Ignacjańskie spotkania ze Słowem - Mk 1, 14-20
"Czas się wypełnił". To pierwsze słowa, jakie wychodzą z ust Jezusa. Zakończył się czas oczekiwania i przygotowania na spełnienie się obietnicy Bożej, do czego nawoływał Jan. Misja Jana dobiega końca, dlatego uwięziony schodzi ze sceny. Oczekiwanie ustaje, gdy nadchodzi to, czego się oczekiwało.

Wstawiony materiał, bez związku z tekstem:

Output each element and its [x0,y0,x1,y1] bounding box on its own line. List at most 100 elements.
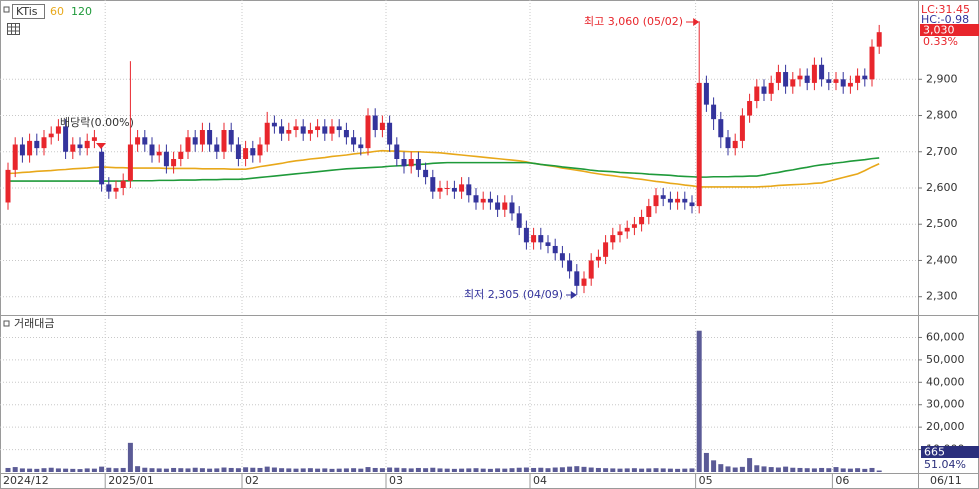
candle-body [207,130,213,145]
volume-bar [41,468,47,472]
volume-bar [739,466,745,472]
candle-body [538,235,544,243]
candle-body [423,169,429,178]
volume-bar [178,468,184,472]
volume-bar [819,467,825,472]
candle-body [466,184,472,196]
candle-body [127,144,133,181]
candle-body [142,137,148,145]
candle-body [725,137,731,149]
x-tick-label: 2024/12 [3,474,49,487]
candle-body [163,151,169,167]
volume-bar [127,442,133,472]
volume-bar [480,468,486,472]
candle-body [41,137,47,149]
volume-bar [315,468,321,472]
candle-body [63,126,69,152]
candle-body [559,253,565,261]
candle-body [358,144,364,149]
candle-body [660,195,666,199]
volume-bar [235,468,241,472]
y-tick-label: 60,000 [926,330,965,343]
moving-average-line [8,157,880,182]
volume-bar [516,467,522,472]
volume-bar [840,468,846,472]
y-tick-label: 2,400 [926,253,958,266]
volume-bar [826,468,832,472]
volume-bar [264,466,270,472]
volume-bar [279,468,285,472]
legend-ma120: 120 [71,5,92,18]
volume-bar [322,468,328,472]
candle-body [689,202,695,207]
candle-body [156,151,162,156]
volume-bar [689,468,695,472]
volume-bar [862,468,868,472]
volume-bar [725,466,731,472]
volume-bar [718,464,724,472]
volume-bar [401,468,407,472]
volume-bar [372,467,378,472]
y-tick-label: 30,000 [926,398,965,411]
candle-body [372,115,378,131]
candle-body [711,104,717,120]
dividend-annotation: 배당락(0.00%) [60,116,134,129]
candle-body [70,144,76,152]
candle-body [487,198,493,203]
volume-bar [502,468,508,472]
dividend-marker [96,143,106,149]
volume-bar [12,467,18,472]
candle-body [588,260,594,279]
candle-body [178,151,184,159]
volume-bar [783,466,789,472]
candle-body [257,144,263,156]
candle-body [451,187,457,192]
volume-bar [120,467,126,472]
volume-ratio-label: 51.04% [924,458,966,471]
y-tick-label: 2,300 [926,290,958,303]
volume-bar [5,467,11,472]
volume-bar [271,467,277,472]
candle-body [833,79,839,83]
volume-bar [113,468,119,472]
volume-bar [768,467,774,472]
last-price-label: 3,030 [923,24,955,37]
volume-bar [495,468,501,472]
candle-body [840,79,846,87]
candle-body [696,82,702,207]
volume-bar [624,468,630,472]
volume-bar [351,468,357,472]
candle-body [667,198,673,203]
volume-bar [293,468,299,472]
volume-bar [804,468,810,472]
title-box[interactable] [12,4,45,19]
candle-body [754,86,760,102]
volume-bar [329,468,335,472]
volume-bar [639,468,645,472]
candle-body [603,242,609,257]
volume-bar [703,452,709,472]
volume-bar [444,468,450,472]
candle-body [12,144,18,170]
volume-bar [847,468,853,472]
volume-bar [775,467,781,472]
volume-bar [876,470,882,472]
candle-body [747,101,753,116]
volume-bar [811,468,817,472]
candle-body [876,32,882,47]
volume-bar [761,466,767,472]
candle-body [624,227,630,232]
candle-body [55,126,61,134]
volume-bar [833,467,839,472]
volume-bar [567,466,573,472]
volume-bar [631,468,637,472]
grid-icon[interactable] [7,23,20,35]
candle-body [437,187,443,192]
candle-body [502,202,508,210]
candle-body [120,180,126,188]
volume-bar [192,467,198,472]
volume-bar [646,468,652,472]
candle-body [408,159,414,167]
panel-icon [3,320,10,327]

Z nadejściem Jezusa "czas się wypełnił". Jezus otwierając usta jako pierwszą rzecz podkreśla wartość obecnej chwili. Słowo Boże skierowane jest do Ciebie tu i teraz, dlatego wzywa Cię do przeżywania teraźniejszości w całej jej pełni. Pomyśl, czy umiesz żyć z tym, co obecnie przeżywasz? Jak podchodzisz do swojej teraźniejszości? Czy nie żyjesz ciągle swoimi wspomnieniami albo tęsknotami za tym, czego jeszcze nie masz?
Medytację prowadzi o. Andrzej Migacz SJ
[-iss_25i15_migacz.mp3-]
Z Ewangelii według św. Marka: (Mk 1, 14-20)

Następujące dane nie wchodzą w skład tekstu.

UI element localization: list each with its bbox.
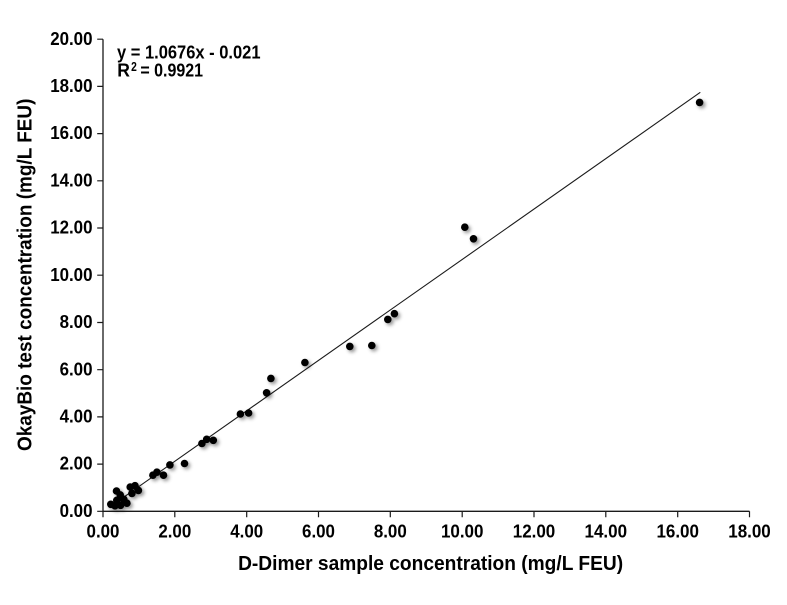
- svg-text:4.00: 4.00: [60, 406, 93, 427]
- svg-text:0.00: 0.00: [87, 521, 120, 542]
- svg-text:20.00: 20.00: [50, 28, 92, 49]
- svg-text:14.00: 14.00: [585, 521, 628, 542]
- svg-text:OkayBio test concentration (mg: OkayBio test concentration (mg/L FEU): [15, 99, 37, 452]
- svg-text:R: R: [117, 60, 130, 81]
- svg-text:2.00: 2.00: [60, 453, 93, 474]
- svg-text:2.00: 2.00: [158, 521, 191, 542]
- svg-text:18.00: 18.00: [50, 75, 92, 96]
- svg-text:10.00: 10.00: [441, 521, 484, 542]
- svg-text:14.00: 14.00: [50, 169, 92, 190]
- svg-text:y = 1.0676x - 0.021: y = 1.0676x - 0.021: [117, 41, 261, 62]
- svg-text:= 0.9921: = 0.9921: [140, 60, 203, 81]
- svg-text:2: 2: [131, 60, 137, 74]
- svg-text:16.00: 16.00: [50, 122, 92, 143]
- svg-text:16.00: 16.00: [656, 521, 699, 542]
- svg-text:8.00: 8.00: [60, 311, 93, 332]
- svg-text:12.00: 12.00: [50, 217, 92, 238]
- svg-text:6.00: 6.00: [60, 358, 93, 379]
- svg-text:8.00: 8.00: [374, 521, 407, 542]
- svg-text:0.00: 0.00: [60, 500, 93, 521]
- svg-text:18.00: 18.00: [728, 521, 771, 542]
- svg-text:10.00: 10.00: [50, 264, 92, 285]
- svg-text:D-Dimer sample concentration (: D-Dimer sample concentration (mg/L FEU): [238, 553, 623, 575]
- svg-text:12.00: 12.00: [513, 521, 556, 542]
- svg-text:6.00: 6.00: [302, 521, 335, 542]
- svg-text:4.00: 4.00: [230, 521, 263, 542]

Gdy Jan został uwięziony, Jezus przyszedł do Galilei i głosił Ewangelię Bożą. Mówił: «Czas się wypełnił i bliskie jest królestwo Boże. Nawracajcie się i wierzcie w Ewangelię!» Przechodząc obok Jeziora Galilejskiego, ujrzał Szymona i brata Szymonowego, Andrzeja, jak zarzucali sieć w jezioro; byli bowiem rybakami. Jezus rzekł do nich: «Pójdźcie za Mną, a sprawię, że się staniecie rybakami ludzi». I natychmiast zostawili sieci i poszli za Nim.
Idąc dalej, ujrzał Jakuba, syna Zebedeusza, i brata jego Jana, którzy też byli w łodzi i naprawiali sieci. Zaraz ich powołał, a oni zostawili ojca swego, Zebedeusza, razem z najemnikami w łodzi i poszli za Nim.